Thanks for taking the time to read through this one Rowen, you make some interesting observations and points.
With regard to the smart remark, this is a persistent failure on my part to address, I have been repeatedly warned, told, and punished in respect of this. It is a lesson I may never fully learn if totally honest, part of what makes me, me I guess.
As you say and I can confirm when I made my remark, attempted to offer support I did so with the best intentions, I was trying to help, however and I feel that this is the crucial element here I did so in the wrong way.
There were many ways in which I could have offered my support, and my Miss has talked this through with me and I understand this point clearly now.
I, at the time, however let my Dom characteristics surface and tried to impose my will upon my Miss, instead of offering support I was instructing, this was most definitely an act of “Topping from beneath” so to speak.
The intent is academic; it was the way in which I acted that was wrong and thus correctly punished. We do have light hearted discussions and often joke together, it is not all serious all the time, any one who knows either of us will tell you that we are not totally serious people and we both of us enjoy a laugh when appropriate, I was going to say we “share a sense of humour” then, you know the old joke, well we have to because she has not got one, but that would only get me into more trouble.
As for the limits being defined, they are very, very clearly set and agreed, and as a switch the need to ensure that I do not Dom from below is vitally important to us, as such any straying into this area by me is jumped on quickly and robustly by Miss.
The statement was appreciated, it was the way and manner in which I made it that was wrong I can see this and after we talked it through I had to agree that Miss was right, she had to act quickly to preserve the power balance. So yes I accepted my chastisement, understood the rational for it and set about my punishment. Miss was quite right to act as she did, and as I hope I highlighted the danger in all relationships in allowing the boundary’s to become blurred can result in the power dynamic being affected, the results could mean that both Dom(me) & sub end up the ultimate losers. I feel that having had the chance to discuss openly why I was being punished, what had been done wrong, and where I could have delivered the same or similar support in a more submissive way has helped me accept my wrongdoing and therefore my punishment.

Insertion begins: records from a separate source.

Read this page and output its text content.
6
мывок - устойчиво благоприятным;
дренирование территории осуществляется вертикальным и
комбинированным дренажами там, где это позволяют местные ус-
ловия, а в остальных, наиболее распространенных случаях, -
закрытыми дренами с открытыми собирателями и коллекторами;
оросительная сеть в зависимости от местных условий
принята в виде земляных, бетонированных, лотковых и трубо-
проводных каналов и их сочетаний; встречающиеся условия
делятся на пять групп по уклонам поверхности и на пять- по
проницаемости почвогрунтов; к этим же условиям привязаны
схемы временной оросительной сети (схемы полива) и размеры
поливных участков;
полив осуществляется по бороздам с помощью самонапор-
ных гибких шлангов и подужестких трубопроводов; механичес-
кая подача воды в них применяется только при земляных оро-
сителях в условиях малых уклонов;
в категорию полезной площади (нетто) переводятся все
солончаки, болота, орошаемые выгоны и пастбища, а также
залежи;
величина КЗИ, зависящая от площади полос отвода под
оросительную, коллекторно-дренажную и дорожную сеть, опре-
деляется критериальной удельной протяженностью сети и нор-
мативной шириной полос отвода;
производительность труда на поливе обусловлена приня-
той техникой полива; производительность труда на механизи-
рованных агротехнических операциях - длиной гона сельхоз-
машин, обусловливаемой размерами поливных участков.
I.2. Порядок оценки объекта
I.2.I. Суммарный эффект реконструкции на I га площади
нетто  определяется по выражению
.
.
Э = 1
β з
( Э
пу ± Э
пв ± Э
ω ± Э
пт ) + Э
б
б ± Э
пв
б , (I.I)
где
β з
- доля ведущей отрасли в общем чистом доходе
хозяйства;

Being "blessed" with a smart mouth I did of course seek to extricate myself from the hole that I had dug myself into, however as explained when we discussed it together I could clearly see that I had been wrong, the intent not being the issue here, my actions were inappropriate, and as such were rightly addressed, so no I have no problem with Miss’s treatment of me (and I would be mad to say otherwise)
Thanks again though for trudging through my post.